A new book edited and authored by RMIT urban experts examines the rise of the “sustainability citizens” movement and how it’s inspiring a new perception of citizenship for the better.
Over the last few decades, concerned communities have begun to co-create novel ways to respond to critical environmental, social and economic challenges.
Sustainability Citizenship in Cities draws upon the expertise of urban scholars from RMIT, Swinburne, Deakin, and international experts to explain this movement and how it’s manifesting in urban environments as both responsibilities and rights.
According to the book’s lead editor Deputy Pro Vice-Chancellor, Research and Innovation for the College of Design and Social Context Professor Ralph Horne, the term sustainability citizenship is distinctly different to other forms of citizenship as it is a response to emerging set of ethics appropriate to the times.
“It situates citizens as social change agents with an ethical and self-interested stake in living sustainably with the rest of Earth who recognise the importance of awareness raising, discussion and debates on sustainability policies,” he said.
“For instance, global climate change is the result of specific kinds of activities by particular people and industries, which impacts everyone depending on where they live and work.
“As global citizens, we are developing ethical values that take account of everyone’s right to basic living standards, including fresh air, clean soils and potable water for drinking.
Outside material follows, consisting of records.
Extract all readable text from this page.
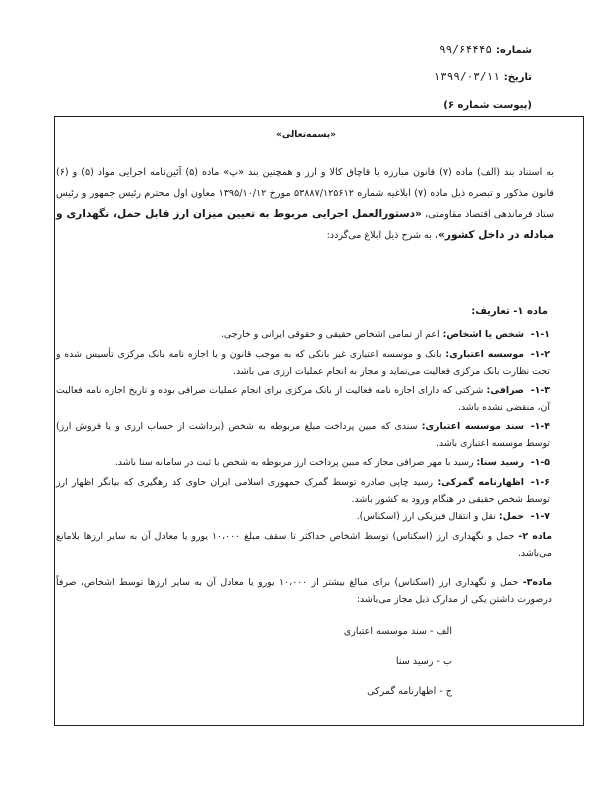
شماره:۹۹/۶۴۴۴۵
تاریخ:۱۳۹۹/۰۳/۱۱
(پیوست شماره ۶)
«بسمه‌تعالی»
به استناد بند (الف) ماده (۷) قانون مبارزه با قاچاق کالا و ارز و همچنین بند «پ» ماده (۵) آئین‌نامه اجرایی مواد (۵) و (۶) قانون مذکور و تبصره ذیل ماده (۷) ابلاغیه شماره ۵۳۸۸۷/۱۲۵۶۱۲ مورخ ۱۳۹۵/۱۰/۱۲ معاون اول محترم رئیس جمهور و رئیس ستاد فرماندهی اقتصاد مقاومتی، «دستورالعمل اجرایی مربوط به تعیین میزان ارز قابل حمل، نگهداری و مبادله در داخل کشور»، به شرح ذیل ابلاغ می‌گردد:
ماده ۱- تعاریف:
۱-۱-شخص یا اشخاص: اعم از تمامی اشخاص حقیقی و حقوقی ایرانی و خارجی.
۱-۲-موسسه اعتباری: بانک و موسسه اعتباری غیر بانکی که به موجب قانون و یا اجازه نامه بانک مرکزی تأسیس شده و تحت نظارت بانک مرکزی فعالیت می‌نماید و مجاز به انجام عملیات ارزی می باشد.
۱-۳-صرافی: شرکتی که دارای اجازه نامه فعالیت از بانک مرکزی برای انجام عملیات صرافی بوده و تاریخ اجازه نامه فعالیت آن، منقضی نشده باشد.
۱-۴-سند موسسه اعتباری: سندی که مبین پرداخت مبلغ مربوطه به شخص (برداشت از حساب ارزی و یا فروش ارز) توسط موسسه اعتباری باشد.
۱-۵-رسید سنا: رسید با مهر صرافی مجاز که مبین پرداخت ارز مربوطه به شخص با ثبت در سامانه سنا باشد.
۱-۶-اظهارنامه گمرکی: رسید چاپی صادره توسط گمرک جمهوری اسلامی ایران حاوی کد رهگیری که بیانگر اظهار ارز توسط شخص حقیقی در هنگام ورود به کشور باشد.
۱-۷-حمل: نقل و انتقال فیزیکی ارز (اسکناس).
ماده ۲- حمل و نگهداری ارز (اسکناس) توسط اشخاص حداکثر تا سقف مبلغ ۱۰،۰۰۰ یورو یا معادل آن به سایر ارزها بلامانع می‌باشد.
ماده۳- حمل و نگهداری ارز (اسکناس) برای مبالغ بیشتر از ۱۰،۰۰۰ یورو یا معادل آن به سایر ارزها توسط اشخاص، صرفاً درصورت داشتن یکی از مدارک ذیل مجاز می‌باشد:
الف - سند موسسه اعتباری
ب - رسید سنا
ج - اظهارنامه گمرکی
“This change in the concept of citizenship extends across time with the idea of the right of future citizens to a natural environment with a similar potential to our own.”
Co-editor and author Associate Professor Anitra Nelson from the RMIT Centre for Urban Research says the book was written with the intention of developing principles and guidelines for operationalising “sustainability citizenship.”
“In this collection of essays, policy makers, planners and community development workers will find cases and discussion applicable to challenges in their field, from assisting residents in energy and water efficiency, to encouraging alternative food production and exchange,” she said.
“We hope that the questions raised and examples provided in Sustainability Citizenship in Cities will inspire greater action towards more sustainable lifestyles and livelihoods from all levels of governance, to industry and in people’s neighbourhoods and homes.”
The book is edited by Professor Ralph Horne together with Anitra Nelson, John Fein from Swinburne University and Beau B. Beza from Deakin University.
Sustainability Citizenship in Cities is available for purchase via Readings bookshop.